Police say gunman aimed to kill as many as he could
Man charged with 5 counts of murder in methodical shooting at Maryland newspaper
ANNAPOLIS, Md. — The gunman accused of killing five people in a vendetta against a Maryland newspaper barricaded the rear exit to prevent anyone from escaping and methodically blasted his way through the newsroom with a pump-action shotgun, cutting down one victim trying to slip out the back, authorities said Friday.
“The fellow was there to kill as many people as he could,” Anne Arundel County Police Chief Timothy Altomare said as Jarrod W. Ramos, 38, was charged with five counts of murder in one of the deadliest attacks on journalists in U.S. history.
Three editors, a reporter and a sales assistant were killed in the Thursday afternoon rampage.
Ramos, a former information-technology worker for the federal government, had a long-held grudge against the Capital Gazette. He filed a defamation suit against the paper in 2012 after it ran an article about him pleading guilty to harassing a woman — the lawsuit was thrown out by a judge as groundless — and he repeatedly targeted staff members with menacing, profanitylaced tweets.

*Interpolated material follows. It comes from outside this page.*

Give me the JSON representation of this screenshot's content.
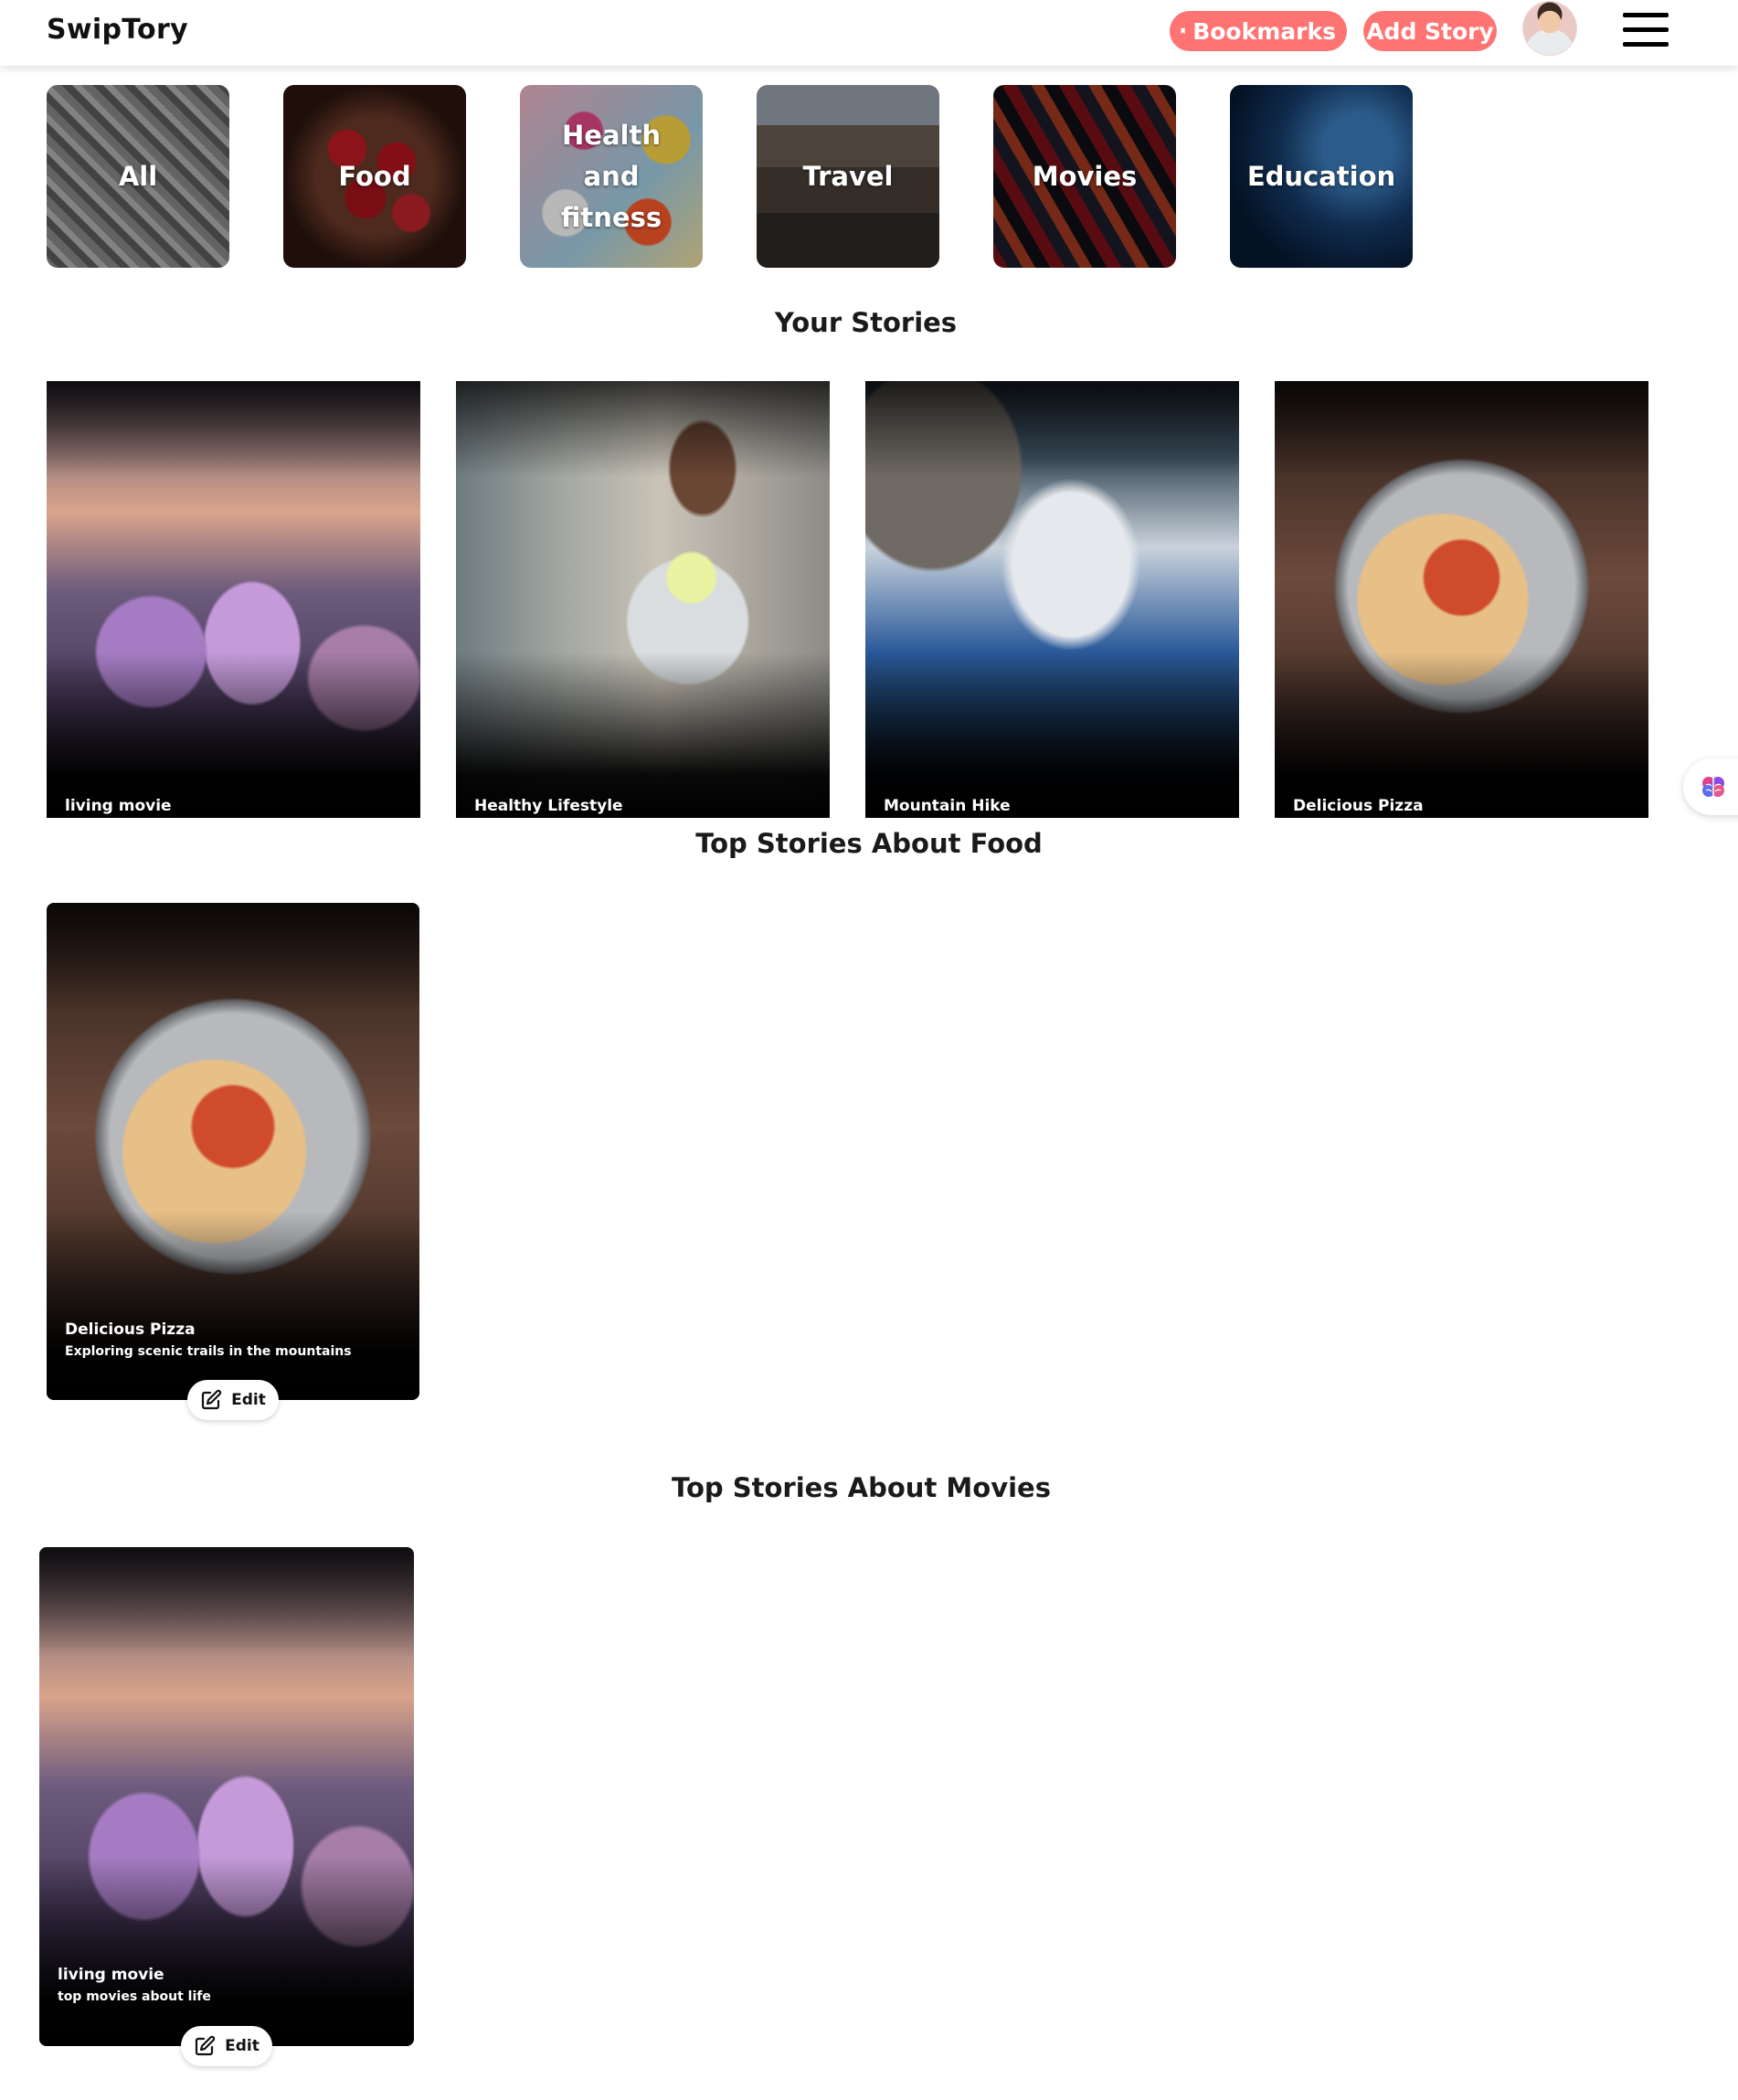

Police looked into the online threats in 2013, but the newspaper declined at the time to press charges for fear that doing so “would exacerbate an already flammable situation,” Altomare said. Also, the detective who investigated did not believe Ramos was a threat, according to a police report.
“There’s clearly a history there,” the police chief said.
Ramos, a clean-shaven figure with long hair past his shoulders, was denied bail after a brief court hearing in which he appeared by video, watching attentively but not speaking. Authorities said he was “unco-operative” with interrogators. He was placed on a suicide watch in jail. His public defenders had no comment outside court.
The first-degree murder charges carry a maximum penalty of life without parole. Maryland has no death penalty.